|By Jeff Thomas |
May 1, 2012
My wife and I are heading down to Taos in a couple weeks for a good friends birthday party.
We don't climb trad (yet) so I was just wondering what the best moderate climbing is in the area. I'm comfortable leading up to 10 c/d, but routes under 10b will be best.
What area has the best concentration of routes up to 10B.
I'm happy to give up some choice and quality in order to avoid the crowds. I don't know if it gets as busy there, but up in Shelf it gets to be busier than the gym.
Also any camping recommendations nearby the crag would be helpful.
We prefer backcountry camping to an established campground, but location comes first.
|By Jason Halladay |
From Los Alamos, NM
May 2, 2012
I'd suggest Comales Canyon, Utopian Vistas and El Rito Sport Area. Comales is at a higher elevation and will be cooler, all day climbing. I've never camped in the area there but I believe there's an established campground right nearby as well as plenty of national forest dispersed camping opportunity.
Utopian Vistas will be toasty in the mornings with its easterly orientation and dark basalt rock but will be pleasant enough in the afternoons. Down canyon, along the Rio Grande River, are a number of established campgrounds but they're right along the road, too, so not the most aesthetic.
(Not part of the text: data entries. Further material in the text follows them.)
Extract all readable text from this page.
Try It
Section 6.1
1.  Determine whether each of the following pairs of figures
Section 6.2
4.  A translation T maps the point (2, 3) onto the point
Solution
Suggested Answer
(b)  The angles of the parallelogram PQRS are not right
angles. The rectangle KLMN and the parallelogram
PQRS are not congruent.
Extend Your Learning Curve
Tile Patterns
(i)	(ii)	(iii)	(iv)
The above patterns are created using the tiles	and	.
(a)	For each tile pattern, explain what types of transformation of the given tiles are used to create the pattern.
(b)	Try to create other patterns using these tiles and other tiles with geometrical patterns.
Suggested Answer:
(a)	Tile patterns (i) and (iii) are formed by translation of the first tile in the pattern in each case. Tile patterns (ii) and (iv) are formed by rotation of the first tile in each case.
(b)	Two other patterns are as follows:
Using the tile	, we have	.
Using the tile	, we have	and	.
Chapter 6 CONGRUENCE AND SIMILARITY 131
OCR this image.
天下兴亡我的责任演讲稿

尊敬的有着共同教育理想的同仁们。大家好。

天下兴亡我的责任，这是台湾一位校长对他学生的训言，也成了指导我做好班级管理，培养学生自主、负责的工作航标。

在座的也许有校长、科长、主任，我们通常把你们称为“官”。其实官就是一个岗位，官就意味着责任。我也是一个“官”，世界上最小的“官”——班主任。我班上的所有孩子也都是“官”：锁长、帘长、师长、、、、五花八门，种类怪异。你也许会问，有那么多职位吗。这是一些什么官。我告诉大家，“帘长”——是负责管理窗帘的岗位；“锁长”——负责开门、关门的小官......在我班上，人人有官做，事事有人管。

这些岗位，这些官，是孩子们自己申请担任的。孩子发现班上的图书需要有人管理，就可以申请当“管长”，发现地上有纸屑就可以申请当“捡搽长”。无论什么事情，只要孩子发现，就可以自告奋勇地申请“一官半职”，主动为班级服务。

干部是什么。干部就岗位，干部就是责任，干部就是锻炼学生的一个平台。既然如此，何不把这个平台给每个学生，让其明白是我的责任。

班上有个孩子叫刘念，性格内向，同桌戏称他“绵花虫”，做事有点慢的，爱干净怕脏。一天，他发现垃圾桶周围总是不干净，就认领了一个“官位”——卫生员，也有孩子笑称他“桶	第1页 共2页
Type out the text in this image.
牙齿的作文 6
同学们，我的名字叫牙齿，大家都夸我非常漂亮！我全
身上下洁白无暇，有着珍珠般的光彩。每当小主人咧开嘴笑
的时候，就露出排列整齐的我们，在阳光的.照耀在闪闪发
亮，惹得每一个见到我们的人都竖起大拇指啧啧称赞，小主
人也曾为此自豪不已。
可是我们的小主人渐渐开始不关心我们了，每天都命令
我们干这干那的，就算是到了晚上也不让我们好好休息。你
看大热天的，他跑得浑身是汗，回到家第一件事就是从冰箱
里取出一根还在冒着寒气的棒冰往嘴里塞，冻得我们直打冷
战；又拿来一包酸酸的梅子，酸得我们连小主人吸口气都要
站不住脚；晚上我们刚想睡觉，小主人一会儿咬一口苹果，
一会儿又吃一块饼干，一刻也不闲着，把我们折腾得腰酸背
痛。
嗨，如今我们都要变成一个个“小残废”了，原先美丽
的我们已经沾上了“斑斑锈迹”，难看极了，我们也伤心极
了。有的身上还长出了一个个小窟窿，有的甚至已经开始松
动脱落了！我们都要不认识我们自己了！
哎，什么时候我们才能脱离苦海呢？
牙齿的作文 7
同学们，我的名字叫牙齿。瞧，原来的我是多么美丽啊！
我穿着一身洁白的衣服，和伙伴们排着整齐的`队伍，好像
El Rito sport area is about 40 minutes drive from Taos offering super fun conglomerate sport climbing. There's very convenient and nice camping right near the parking area. It's at a relatively high elevation so it'll be cooler mountain camping.
|By LeeAB |
From ABQ, NM
May 11, 2012
El rito, as Jason mentioned, is probably the best choice, though it can be crowded (not to scare you off because it is great climbing but since you mentioned crowds) though probably nothing like Cactus gets in the winter when it seems like it is the only cliff that exists and everyone in the front range is there.